Thanks Jiyong Yang for the report, and Natalia Bidart, Jacob Walls, and
Shai Berger for reviews.

Backport of eb22e1d6d643360e952609ef562c139a100ea4eb from main.

1 files changed, 4 insertions, 3 deletions

diff --git a/django/core/handlers/asgi.py b/django/core/handlers/asgi.py
index bb6a6bfb3c..2dfcc7f31d 100644
--- a/django/core/handlers/asgi.py
+++ b/django/core/handlers/asgi.py
@@ -3,6 +3,7 @@ import logging
 import sys
 import tempfile
 import traceback
+from collections import defaultdict
 from contextlib import aclosing
 
 from asgiref.sync import ThreadSensitiveContext, sync_to_async
@@ -83,6 +84,7 @@ class ASGIRequest(HttpRequest):
             self.META["SERVER_NAME"] = "unknown"
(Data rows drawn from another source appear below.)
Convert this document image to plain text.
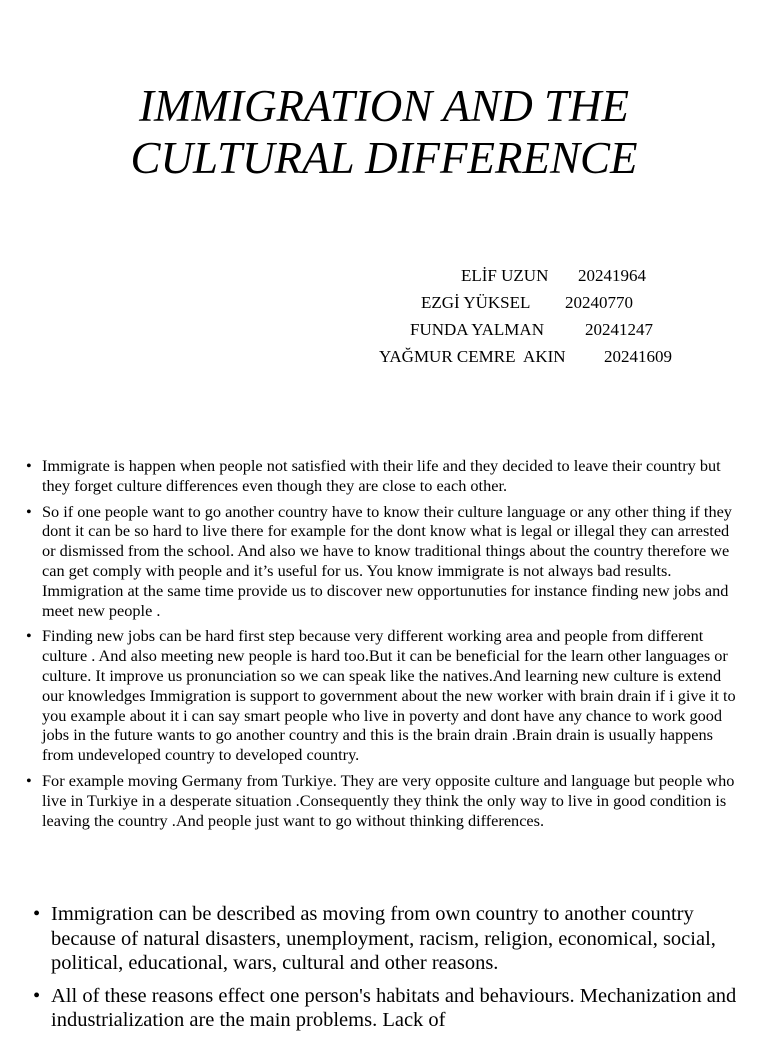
IMMIGRATION AND THE
CULTURAL DIFFERENCE
ELİF UZUN 20241964
EZGİ YÜKSEL 20240770
FUNDA YALMAN 20241247
YAĞMUR CEMRE  AKIN 20241609
• Immigrate is happen when people not satisfied with their life and they decided to leave their country but they forget culture differences even though they are close to each other.
• So if one people want to go another country have to know their culture language or any other thing if they dont it can be so hard to live there for example for the dont know what is legal or illegal they can arrested or dismissed from the school. And also we have to know traditional things about the country therefore we can get comply with people and it’s useful for us. You know immigrate is not always bad results. Immigration at the same time provide us to discover new opportunuties for instance finding new jobs and meet new people .
• Finding new jobs can be hard first step because very different working area and people from different culture . And also meeting new people is hard too.But it can be beneficial for the learn other languages or culture. It improve us pronunciation so we can speak like the natives.And learning new culture is extend our knowledges Immigration is support to government about the new worker with brain drain if i give it to you example about it i can say smart people who live in poverty and dont have any chance to work good jobs in the future wants to go another country and this is the brain drain .Brain drain is usually happens from undeveloped country to developed country.
• For example moving Germany from Turkiye. They are very opposite culture and language but people who live in Turkiye in a desperate situation .Consequently they think the only way to live in good condition is leaving the country .And people just want to go without thinking differences.
• Immigration can be described as moving from own country to another country because of natural disasters, unemployment, racism, religion, economical, social, political, educational, wars, cultural and other reasons.
• All of these reasons effect one person's habitats and behaviours. Mechanization and industrialization are the main problems. Lack of
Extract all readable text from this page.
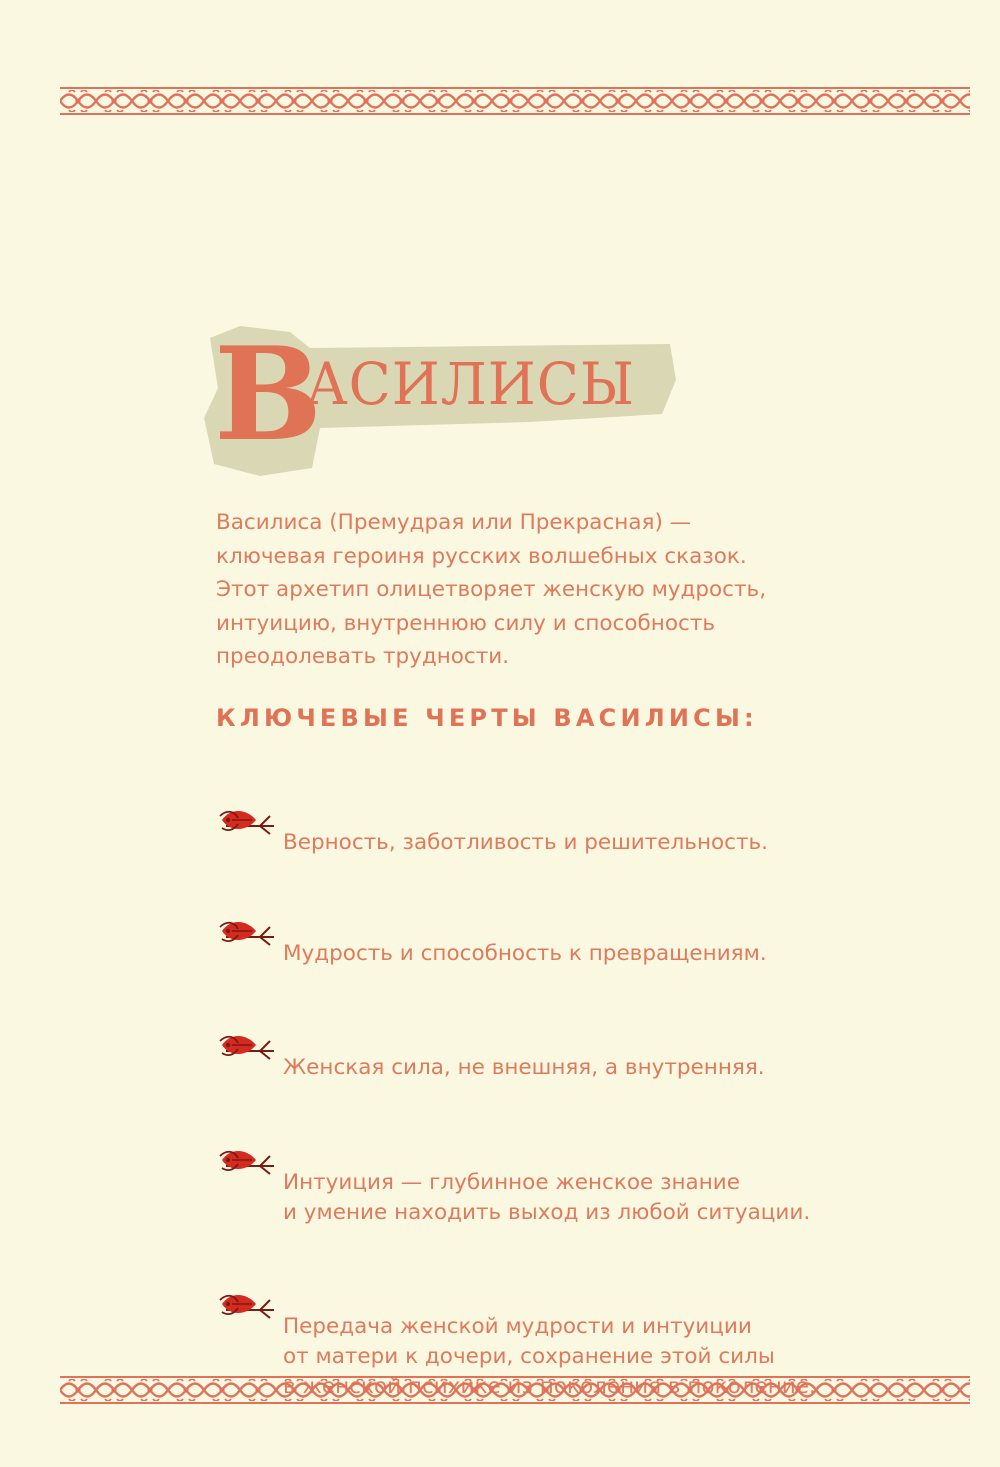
В
АСИЛИСЫ

Василиса (Премудрая или Прекрасная) —
ключевая героиня русских волшебных сказок.
Этот архетип олицетворяет женскую мудрость,
интуицию, внутреннюю силу и способность
преодолевать трудности.

КЛЮЧЕВЫЕ ЧЕРТЫ ВАСИЛИСЫ:

Верность, заботливость и решительность.

Мудрость и способность к превращениям.

Женская сила, не внешняя, а внутренняя.

Интуиция — глубинное женское знание
и умение находить выход из любой ситуации.

Передача женской мудрости и интуиции
от матери к дочери, сохранение этой силы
             self.META["SERVER_PORT"] = "0"
         # Headers go into META.
+        _headers = defaultdict(list)
         for name, value in self.scope.get("headers", []):
             name = name.decode("latin1")
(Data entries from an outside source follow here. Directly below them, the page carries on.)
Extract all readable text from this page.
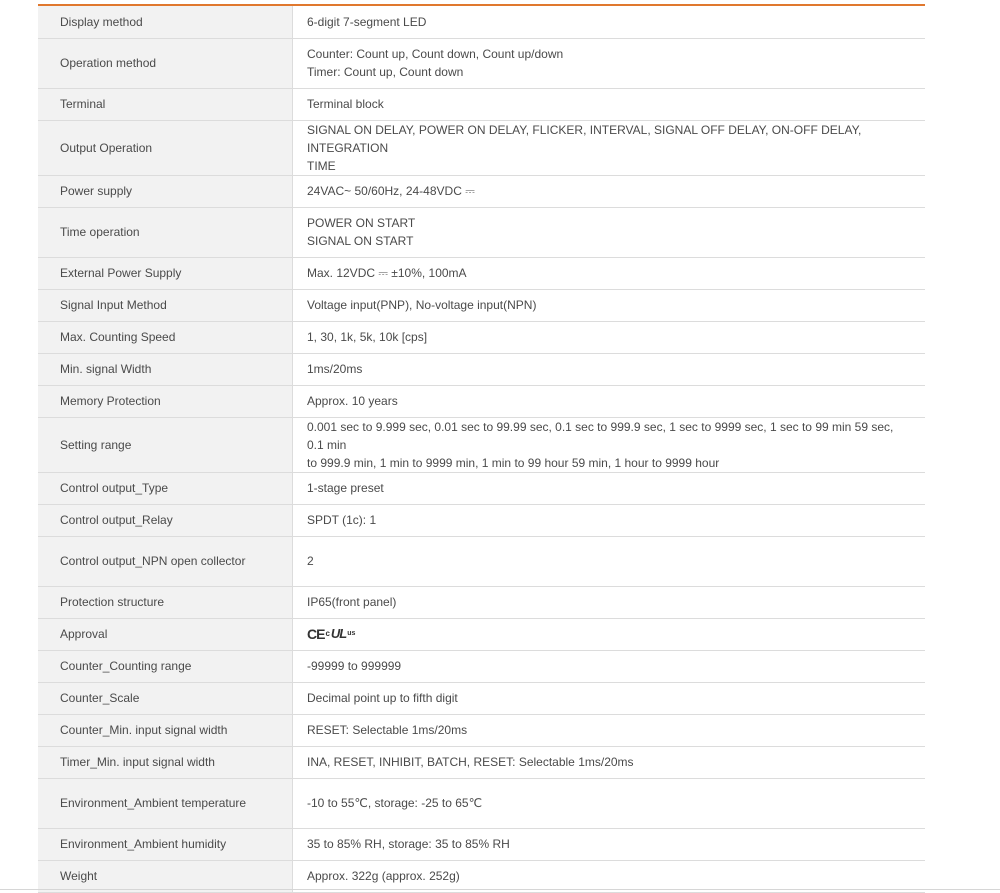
Display method	6-digit 7-segment LED

Operation method	Counter: Count up, Count down, Count up/down
Timer: Count up, Count down

Terminal	Terminal block

Output Operation	SIGNAL ON DELAY, POWER ON DELAY, FLICKER, INTERVAL, SIGNAL OFF DELAY, ON-OFF DELAY, INTEGRATION
TIME

Power supply	24VAC~ 50/60Hz, 24-48VDC ⎓

Time operation	POWER ON START
SIGNAL ON START

External Power Supply	Max. 12VDC ⎓ ±10%, 100mA

Signal Input Method	Voltage input(PNP), No-voltage input(NPN)

Max. Counting Speed	1, 30, 1k, 5k, 10k [cps]

Min. signal Width	1ms/20ms

Memory Protection	Approx. 10 years

Setting range	0.001 sec to 9.999 sec, 0.01 sec to 99.99 sec, 0.1 sec to 999.9 sec, 1 sec to 9999 sec, 1 sec to 99 min 59 sec, 0.1 min
to 999.9 min, 1 min to 9999 min, 1 min to 99 hour 59 min, 1 hour to 9999 hour

Control output_Type	1-stage preset

Control output_Relay	SPDT (1c): 1

Control output_NPN open collector	2

Protection structure	IP65(front panel)

Approval	CE c UL us

Counter_Counting range	-99999 to 999999

Counter_Scale	Decimal point up to fifth digit

Counter_Min. input signal width	RESET: Selectable 1ms/20ms

Timer_Min. input signal width	INA, RESET, INHIBIT, BATCH, RESET: Selectable 1ms/20ms

Environment_Ambient temperature	-10 to 55℃, storage: -25 to 65℃

Environment_Ambient humidity	35 to 85% RH, storage: 35 to 85% RH

Weight	Approx. 322g (approx. 252g)
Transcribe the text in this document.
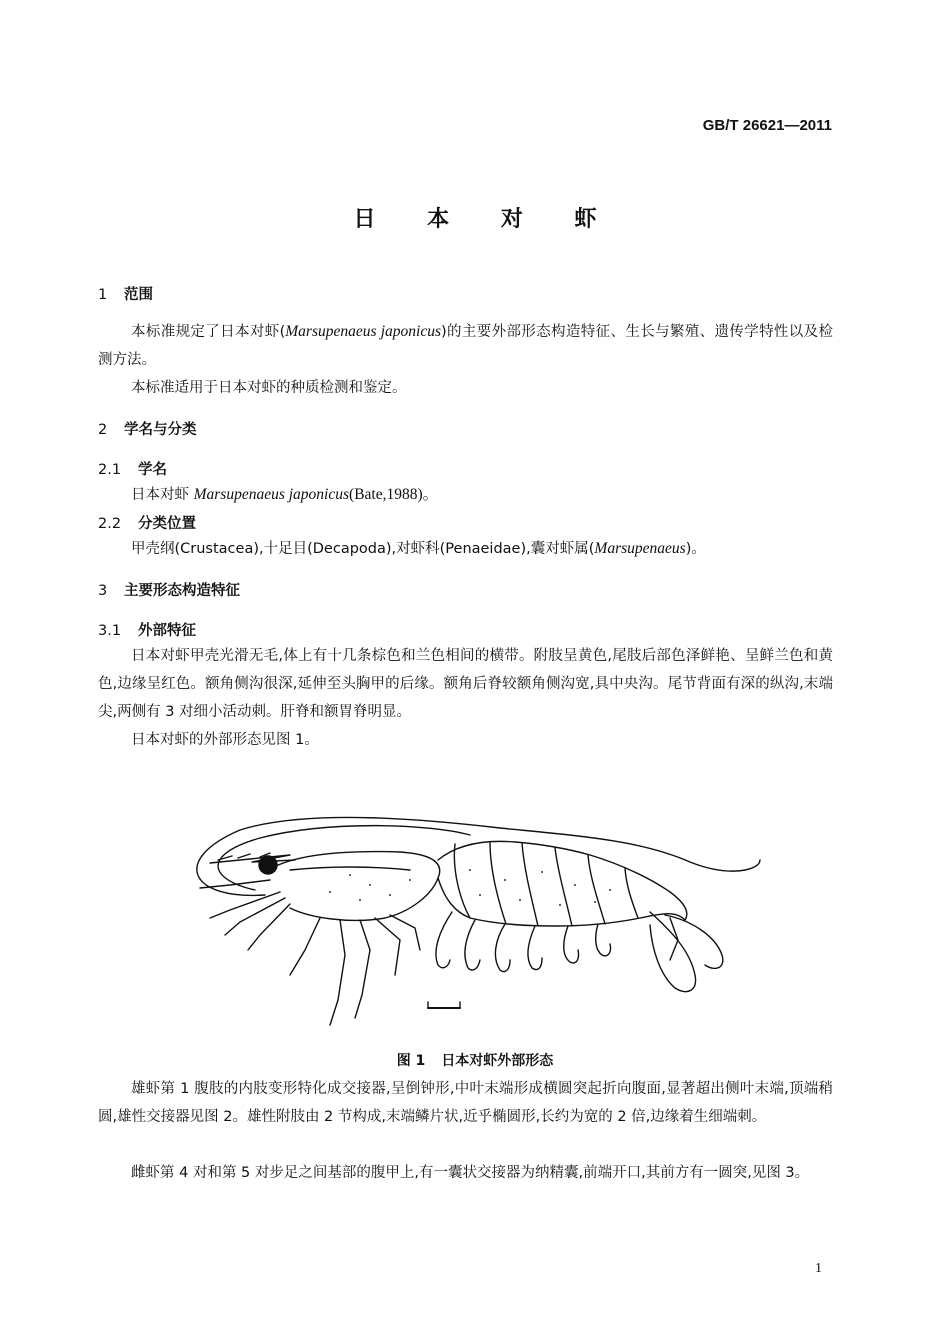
GB/T 26621—2011
日 本 对 虾
1 范围
本标准规定了日本对虾(Marsupenaeus japonicus)的主要外部形态构造特征、生长与繁殖、遗传学特性以及检测方法。
本标准适用于日本对虾的种质检测和鉴定。
2 学名与分类
2.1 学名
日本对虾 Marsupenaeus japonicus(Bate,1988)。
2.2 分类位置
甲壳纲(Crustacea),十足目(Decapoda),对虾科(Penaeidae),囊对虾属(Marsupenaeus)。
3 主要形态构造特征
3.1 外部特征
日本对虾甲壳光滑无毛,体上有十几条棕色和兰色相间的横带。附肢呈黄色,尾肢后部色泽鲜艳、呈鲜兰色和黄色,边缘呈红色。额角侧沟很深,延伸至头胸甲的后缘。额角后脊较额角侧沟宽,具中央沟。尾节背面有深的纵沟,末端尖,两侧有 3 对细小活动刺。肝脊和额胃脊明显。
日本对虾的外部形态见图 1。
图 1 日本对虾外部形态
雄虾第 1 腹肢的内肢变形特化成交接器,呈倒钟形,中叶末端形成横圆突起折向腹面,显著超出侧叶末端,顶端稍圆,雄性交接器见图 2。雄性附肢由 2 节构成,末端鳞片状,近乎椭圆形,长约为宽的 2 倍,边缘着生细端刺。
雌虾第 4 对和第 5 对步足之间基部的腹甲上,有一囊状交接器为纳精囊,前端开口,其前方有一圆突,见图 3。
1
             if name == "content-length":
@@ -94,9 +96,8 @@ class ASGIRequest(HttpRequest):
             # HTTP/2 say only ASCII chars are allowed in headers, but decode
             # latin1 just in case.
             value = value.decode("latin1")
-            if corrected_name in self.META:
-                value = self.META[corrected_name] + "," + value
-            self.META[corrected_name] = value
+            _headers[corrected_name].append(value)
+        self.META.update({name: ",".join(value) for name, value in _headers.items()})
         # Pull out request encoding, if provided.
         self._set_content_type_params(self.META)
         # Directly assign the body file to be our stream.